Safety is an Attitude
Posted on 01 August 2015 by Charlie Marais
When I coined the phrase "safety is an attitude" a few years ago, it was actually a cry of desperation. The desperation came from accident after accident where a lack of knowledge or skills and experience had little to do with its cause.
For the past 20 years I have been preaching the basics of safety as being sufficient knowledge, skills proving capability and a disciplined attitude. This has been ignored by many and quite a few never had a chance to confess that the biggest killer of all was their attitude.
How I wish I could say; I told you so". But when you are no longer, I am deprived of that privilege. Better yet, I would prefer never to have had to use that so familiar phrase. But let us put this in perspective.
The aircrafts attitude is defined as the aircrafts longitudinal (pitch) or lateral (bank) axis in reference to the horizon. Only when you have a horizon, artificial or real, can you determine if your attitude is correct for the intended flight profile. Take the reference away and you are lost to luck and chance. If you make it without the horizon as a reference you are nothing but lucky and skills have no honour to claim.

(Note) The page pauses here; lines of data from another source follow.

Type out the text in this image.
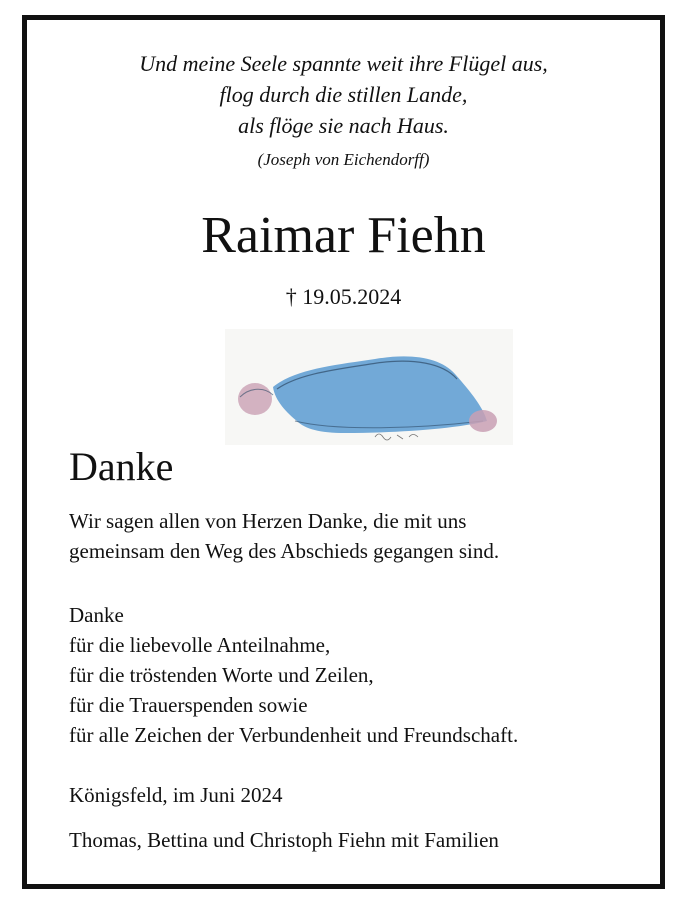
Und meine Seele spannte weit ihre Flügel aus,
flog durch die stillen Lande,
als flöge sie nach Haus.
(Joseph von Eichendorff)
Raimar Fiehn
† 19.05.2024
Danke
Wir sagen allen von Herzen Danke, die mit uns
gemeinsam den Weg des Abschieds gegangen sind.
Danke
für die liebevolle Anteilnahme,
für die tröstenden Worte und Zeilen,
für die Trauerspenden sowie
für alle Zeichen der Verbundenheit und Freundschaft.
Königsfeld, im Juni 2024
Thomas, Bettina und Christoph Fiehn mit Familien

So it is with the attitude of man. We live our lives according to rules and regulations of true and good practise. These guidelines are there to show us the way of least exposure, with the best possible chance of success. I find it strange that we religiously follow rules in certain spheres of our lives, but when it comes to aviation, as well as motoring, we think to get away one has proven either that you are superior or that the rest of us are stupid, scared, incompetent fools.
The laws of science and of good behaviour are cast in stone. Yes, you cannot bargain with the formula of Lift or for that matter the proven reasoning for safe sex. To play the game according to the proven rules will not guarantee success, but will give all of us a better chance at success. Wrong behaviour has no guarantee either way. Oh yes, a goose bump, normally followed by sheer terror.
Yes, I repeat, the incorrect attitude has consequence. We talk about cause and effect. To change the recipe will not guarantee, or even suggest, the same chocolate flavoured cake. When we as aviators are taught the truth, we are trained to be disciplined, which means that we will always follow the rules and golden keys given to us by those who had to die to prove its worth.
To not follow the rules are plain and simple poor discipline and deserved of the outcome of chance. So yes, a sucky attitude tends to lead to a sucky result whereas a disciplined attitude tends towards a predetermined outcome of success and a chance to redo it.
Safety is indeed an attitude because throughout your training we have guide you well and kept you safe, even if that was when you were at your most tender and vulnerable. After we let you go, you all of a sudden had a change of heart. Now you are cool and believe you can. Read the writing on the walls of aviators who paid the price. Or bluntly put, they wrote the rules in their blood. They underlined the rules in blood. There are no more blood needed, so please keep it inside your body through sensible reasoning. Attitude is the key to life, but also to death.
A good attitude will render you a wonderful career in aviation, poor attitude will shorten the pleasure of flight. A guy once said to me we that are all standing in the line as no one will leave this life alive. But your poor attitude is like jumping the queue. In the end it is just your decision - safety is indeed an attitude.